La lutte contre les discriminations comme dispositif de domination III. L'étude des classifications culturelles, ou étude du "jugement de valeur".

(Hieronymus Bosch, St Jean Baptiste au désert . "Il se nourrissait de sauterelles et de miel sauvage ")


Les deux premiers textes peuvent être trouvés à discriminations I et II dans l'encyclopédie du Souterrain .


Les propriétés idéologiques des classifications sont les suivantes : produire la "réalité" pertinente pour le Système, et produire l'axiologie (les "valeurs") qui est nécessitée par son fonctionnement...

Toute hiérarchie sociale est, d'un point de vue conceptuel, c'est à dire dans la pensée réflexive que toute société fait sur elle même, une classification, et toute classification d'objets définit souverainement ( ces critères sont à la fois contingents, non nécessaires, et volontaires, issus d'une décision qui peut cependant se masquer, se présenter comme "naturelle") des critères de classification .


La question fondamentale est donc celle des critères de classification .
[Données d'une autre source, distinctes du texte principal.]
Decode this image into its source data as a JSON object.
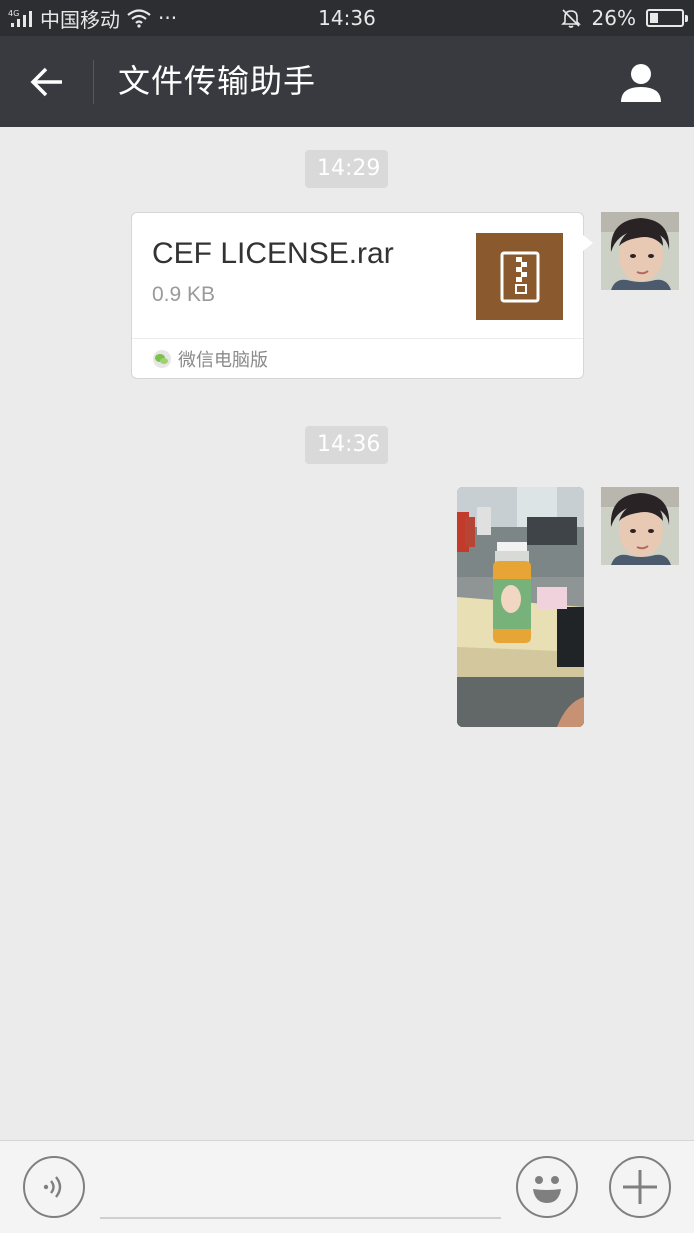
{
  "status_bar": {
    "network": "4G",
    "carrier": "中国移动",
    "more": "···",
    "time": "14:36",
    "battery_text": "26%",
    "battery_level": 0.26
  },
  "header": {
    "title": "文件传输助手"
  },
  "messages": [
    {
      "timestamp": "14:29",
      "type": "file",
      "file_name": "CEF LICENSE.rar",
      "file_size": "0.9 KB",
      "source": "微信电脑版"
    },
    {
      "timestamp": "14:36",
      "type": "image"
    }
  ],
  "icons": {
    "back": "arrow-left-icon",
    "profile": "person-icon",
    "file": "zip-archive-icon",
    "source": "wechat-logo-icon",
    "voice": "voice-icon",
    "emoji": "smiley-icon",
    "more": "plus-icon"
  },
  "colors": {
    "status_bar_bg": "#2d2e31",
    "title_bar_bg": "#393a3f",
    "chat_bg": "#ebebeb",
    "file_icon_bg": "#8a5a2e",
    "timestamp_bg": "#d9d9d9"
  }
}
Pour donner un exemple simple, la Bible classe les animaux en vivant dans l'eau, dans l'air et sur terre ; et pour ceux qui vivent dans l'eau, elle distingue par exemple ceux qui sont avec des écailles, et ceux qui sont sans écailles . Le premier critère est le milieu de vie, le deuxième l'aspect de surface . Vivant dans l'eau, le Léviathan, sans doute une baleine, est "le grand poisson pour avaler Jonas". Pour un moderne, c'est une "erreur de classification", car la baleine est un "mammifère" et pas un "poisson" . Mais ce n'est pas une erreur, car il n'existe pas de classification "vraie" au sens humain du terme . Il n'y a d'erreur que dans un système classificatoire partagé . Un de nos enfant qui dit qu'une baleine est un poisson fait une erreur . Un Hébreu d'époque biblique disant la même chose n'en fait pas, il applique sa matrice classificatoire de manière exacte . Les critères des modernes ne sont pas les critères antiques, le milieu de vie par exemple, mais la physiologie de l'appareil reproducteur et les phases de cette reproduction .

Une dernière remarque s'impose : les critères retenus sont déterminés par la visée que la société humaine qui classe pose sur les étants classés . Ainsi un peuple qui vit de chasse et de pêche usera de la classification pragmatique des anciens hébreux ; et la classification moderne, d'ordre anatomique et systématique, montre à la fois une visée d'inventaire optimal des "richesses de la Nature", et une visée d'élaboration "rationnelle" d'une arborescence, qui peu se transformer en récit évolutionniste . Une histoire naturelle dans les deux sens d'"enquête" et de "déroulement" . Il n'y a pas de classification vraie, ni meilleure en soi, mais des classifications adaptées à une visée sociale globale .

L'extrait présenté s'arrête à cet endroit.